Beitrag von lavinia21 »

Ich merke es z.B. ganz arg im Deutschunterricht. Im Ref habe ich Einheiten geplant mit gut 15-20 Stunden. Beim Thema Eröterung bin ich zu Anfang z.B. sogar auf den historischen Kontext eingegangen, habe Debatten veranstaltet usw. und es hat ewig gedauert, bis wir mal endlich einen Text geschrieben hatten.

So, nun habe ich eine Prüfungsklasse der Berufsfachschule und die muss die Stellungnahme ohne Textgrundlage einüben.

1 & 2 Stunde: Thema "Argumentieren", unterschiedliche Situationen auf Bildern > wer argumentiert und wer nicht, wann argumentiert ihr zu Hause/ in der Schule, Wh. Aufbau eines Arguments

3. Stunde: Folie: Wie kann man Argumente stützen > SuS erklären die Folie und geben Beispiele; danach: 2 Themen und SuS sollen je 3 Argumente finden und ausformulieren.

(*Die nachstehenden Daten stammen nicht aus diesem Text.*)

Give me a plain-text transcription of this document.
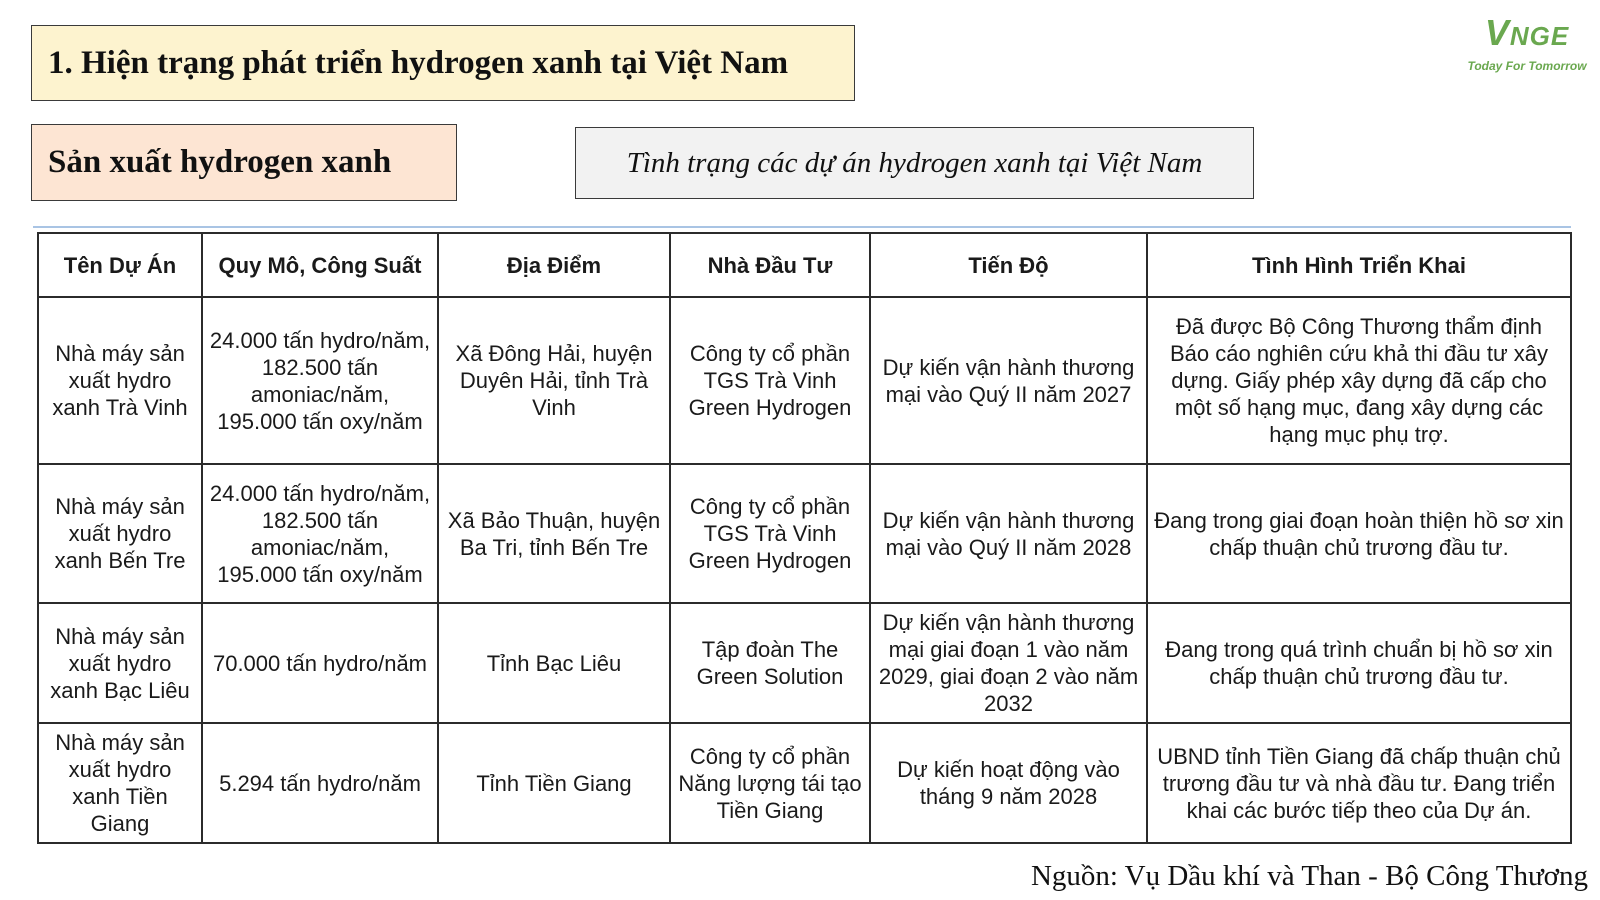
1. Hiện trạng phát triển hydrogen xanh tại Việt Nam
Sản xuất hydrogen xanh	Tình trạng các dự án hydrogen xanh tại Việt Nam
VNGE
Today For Tomorrow
Tên Dự Án	Quy Mô, Công Suất	Địa Điểm	Nhà Đầu Tư	Tiến Độ	Tình Hình Triển Khai
Nhà máy sản xuất hydro xanh Trà Vinh	24.000 tấn hydro/năm, 182.500 tấn amoniac/năm, 195.000 tấn oxy/năm	Xã Đông Hải, huyện Duyên Hải, tỉnh Trà Vinh	Công ty cổ phần TGS Trà Vinh Green Hydrogen	Dự kiến vận hành thương mại vào Quý II năm 2027	Đã được Bộ Công Thương thẩm định Báo cáo nghiên cứu khả thi đầu tư xây dựng. Giấy phép xây dựng đã cấp cho một số hạng mục, đang xây dựng các hạng mục phụ trợ.
Nhà máy sản xuất hydro xanh Bến Tre	24.000 tấn hydro/năm, 182.500 tấn amoniac/năm, 195.000 tấn oxy/năm	Xã Bảo Thuận, huyện Ba Tri, tỉnh Bến Tre	Công ty cổ phần TGS Trà Vinh Green Hydrogen	Dự kiến vận hành thương mại vào Quý II năm 2028	Đang trong giai đoạn hoàn thiện hồ sơ xin chấp thuận chủ trương đầu tư.
Nhà máy sản xuất hydro xanh Bạc Liêu	70.000 tấn hydro/năm	Tỉnh Bạc Liêu	Tập đoàn The Green Solution	Dự kiến vận hành thương mại giai đoạn 1 vào năm 2029, giai đoạn 2 vào năm 2032	Đang trong quá trình chuẩn bị hồ sơ xin chấp thuận chủ trương đầu tư.
Nhà máy sản xuất hydro xanh Tiền Giang	5.294 tấn hydro/năm	Tỉnh Tiền Giang	Công ty cổ phần Năng lượng tái tạo Tiền Giang	Dự kiến hoạt động vào tháng 9 năm 2028	UBND tỉnh Tiền Giang đã chấp thuận chủ trương đầu tư và nhà đầu tư. Đang triển khai các bước tiếp theo của Dự án.
Nguồn: Vụ Dầu khí và Than - Bộ Công Thương
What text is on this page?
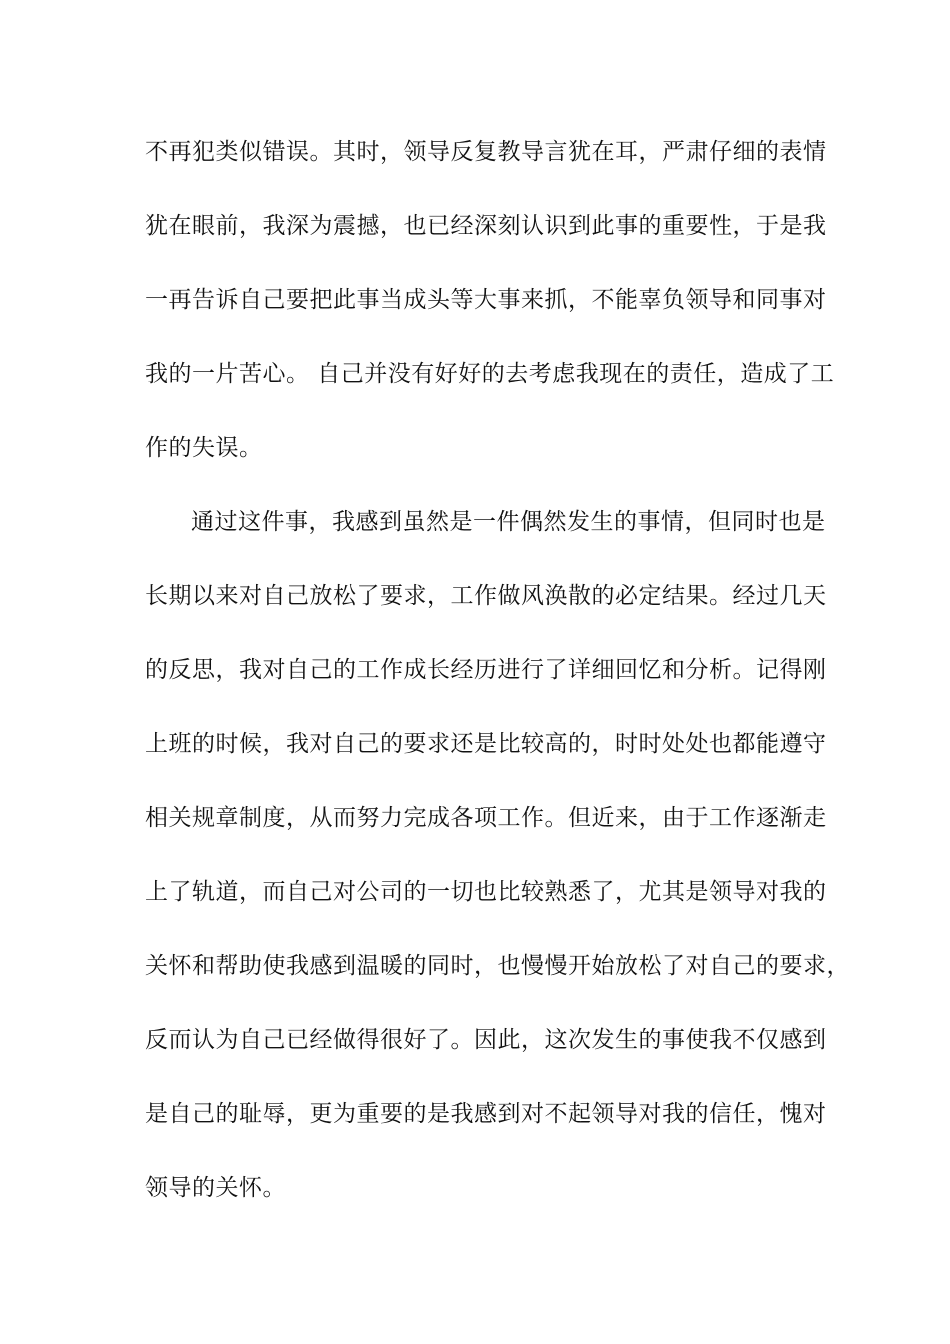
不再犯类似错误。其时，领导反复教导言犹在耳，严肃仔细的表情
犹在眼前，我深为震撼，也已经深刻认识到此事的重要性，于是我
一再告诉自己要把此事当成头等大事来抓，不能辜负领导和同事对
我的一片苦心。 自己并没有好好的去考虑我现在的责任，造成了工
作的失误。
通过这件事，我感到虽然是一件偶然发生的事情，但同时也是
长期以来对自己放松了要求，工作做风涣散的必定结果。经过几天
的反思，我对自己的工作成长经历进行了详细回忆和分析。记得刚
上班的时候，我对自己的要求还是比较高的，时时处处也都能遵守
相关规章制度，从而努力完成各项工作。但近来，由于工作逐渐走
上了轨道，而自己对公司的一切也比较熟悉了，尤其是领导对我的
关怀和帮助使我感到温暖的同时，也慢慢开始放松了对自己的要求，
反而认为自己已经做得很好了。因此，这次发生的事使我不仅感到
是自己的耻辱，更为重要的是我感到对不起领导对我的信任，愧对
领导的关怀。
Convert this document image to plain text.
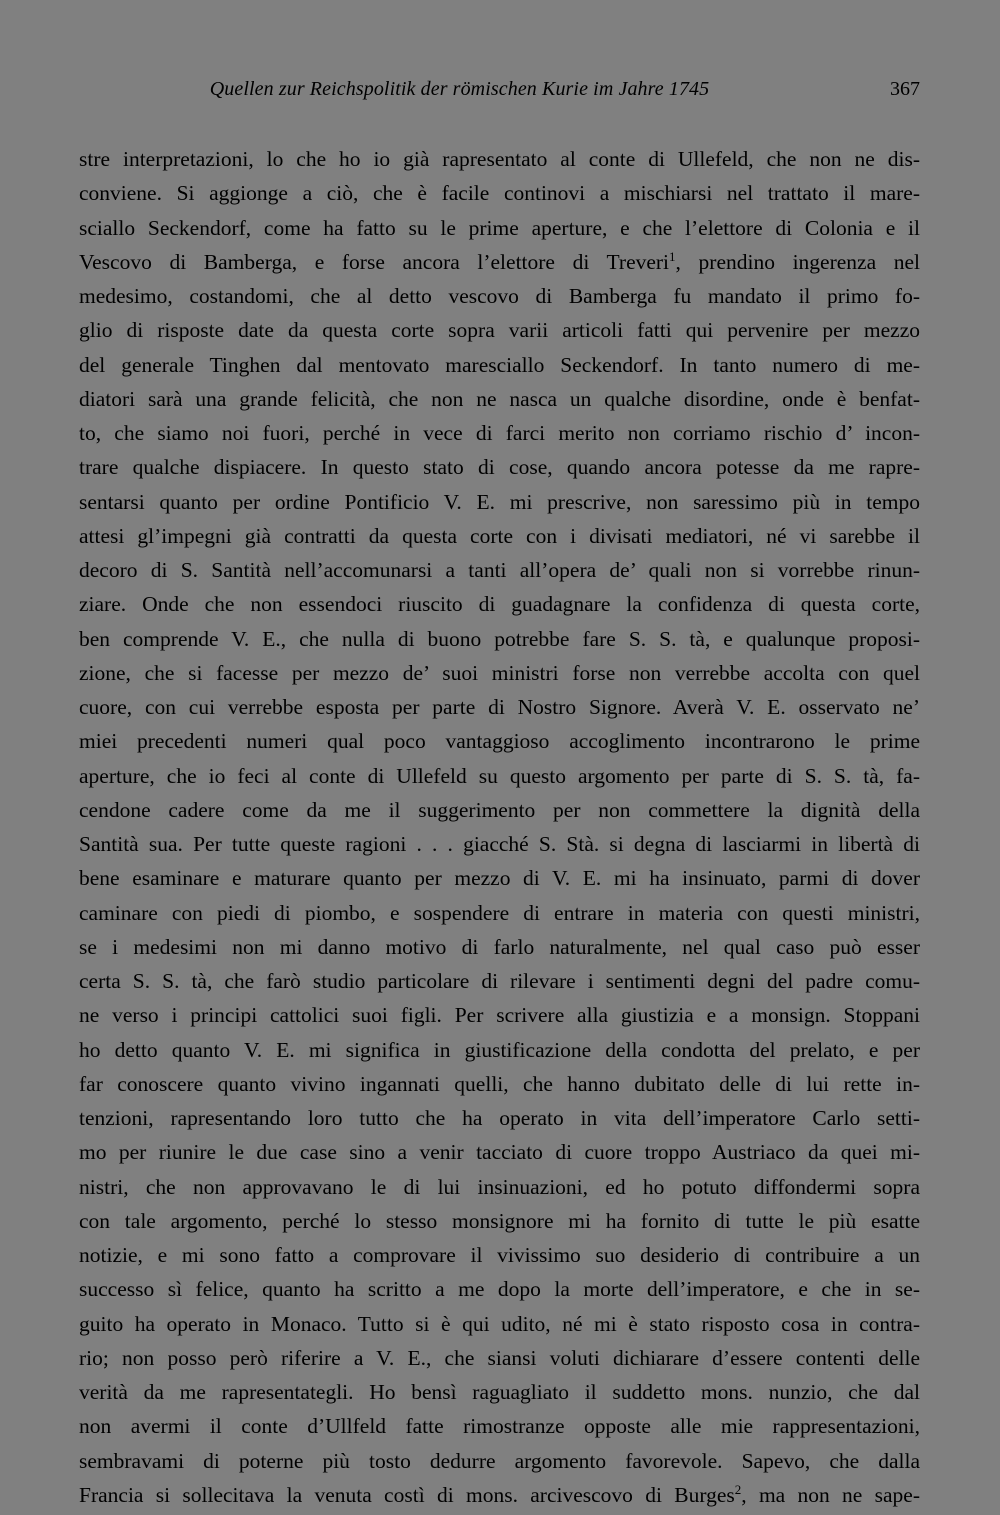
Quellen zur Reichspolitik der römischen Kurie im Jahre 1745	367
stre interpretazioni, lo che ho io già rapresentato al conte di Ullefeld, che non ne dis-
conviene. Si aggionge a ciò, che è facile continovi a mischiarsi nel trattato il mare-
sciallo Seckendorf, come ha fatto su le prime aperture, e che l’elettore di Colonia e il
Vescovo di Bamberga, e forse ancora l’elettore di Treveri$^1$, prendino ingerenza nel
medesimo, costandomi, che al detto vescovo di Bamberga fu mandato il primo fo-
glio di risposte date da questa corte sopra varii articoli fatti qui pervenire per mezzo
del generale Tinghen dal mentovato maresciallo Seckendorf. In tanto numero di me-
diatori sarà una grande felicità, che non ne nasca un qualche disordine, onde è benfat-
to, che siamo noi fuori, perché in vece di farci merito non corriamo rischio d’ incon-
trare qualche dispiacere. In questo stato di cose, quando ancora potesse da me rapre-
sentarsi quanto per ordine Pontificio V. E. mi prescrive, non saressimo più in tempo
attesi gl’impegni già contratti da questa corte con i divisati mediatori, né vi sarebbe il
decoro di S. Santità nell’accomunarsi a tanti all’opera de’ quali non si vorrebbe rinun-
ziare. Onde che non essendoci riuscito di guadagnare la confidenza di questa corte,
ben comprende V. E., che nulla di buono potrebbe fare S. S. tà, e qualunque proposi-
zione, che si facesse per mezzo de’ suoi ministri forse non verrebbe accolta con quel
cuore, con cui verrebbe esposta per parte di Nostro Signore. Averà V. E. osservato ne’
miei precedenti numeri qual poco vantaggioso accoglimento incontrarono le prime
aperture, che io feci al conte di Ullefeld su questo argomento per parte di S. S. tà, fa-
cendone cadere come da me il suggerimento per non commettere la dignità della
Santità sua. Per tutte queste ragioni . . . giacché S. Stà. si degna di lasciarmi in libertà di
bene esaminare e maturare quanto per mezzo di V. E. mi ha insinuato, parmi di dover
caminare con piedi di piombo, e sospendere di entrare in materia con questi ministri,
se i medesimi non mi danno motivo di farlo naturalmente, nel qual caso può esser
certa S. S. tà, che farò studio particolare di rilevare i sentimenti degni del padre comu-
ne verso i principi cattolici suoi figli. Per scrivere alla giustizia e a monsign. Stoppani
ho detto quanto V. E. mi significa in giustificazione della condotta del prelato, e per
far conoscere quanto vivino ingannati quelli, che hanno dubitato delle di lui rette in-
tenzioni, rapresentando loro tutto che ha operato in vita dell’imperatore Carlo setti-
mo per riunire le due case sino a venir tacciato di cuore troppo Austriaco da quei mi-
nistri, che non approvavano le di lui insinuazioni, ed ho potuto diffondermi sopra
con tale argomento, perché lo stesso monsignore mi ha fornito di tutte le più esatte
notizie, e mi sono fatto a comprovare il vivissimo suo desiderio di contribuire a un
successo sì felice, quanto ha scritto a me dopo la morte dell’imperatore, e che in se-
guito ha operato in Monaco. Tutto si è qui udito, né mi è stato risposto cosa in contra-
rio; non posso però riferire a V. E., che siansi voluti dichiarare d’essere contenti delle
verità da me rapresentategli. Ho bensì raguagliato il suddetto mons. nunzio, che dal
non avermi il conte d’Ullfeld fatte rimostranze opposte alle mie rappresentazioni,
sembravami di poterne più tosto dedurre argomento favorevole. Sapevo, che dalla
Francia si sollecitava la venuta costì di mons. arcivescovo di Burges$^2$, ma non ne sape-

4/5. Stunde: "Rezept":Wie schreiben ich eine Stellungnahme + Übung

6. Stunde: Feedback + Verbesserung der Übung

7.+8 Stunde: Nochmals Übung zur Stellungnahme ohne Textgrundlage

danach: Klassenarbeit

So, da ist kein historischer Hintergrund drin, da debattieren wir nicht,...Nein, wir üben einfach wie es geht.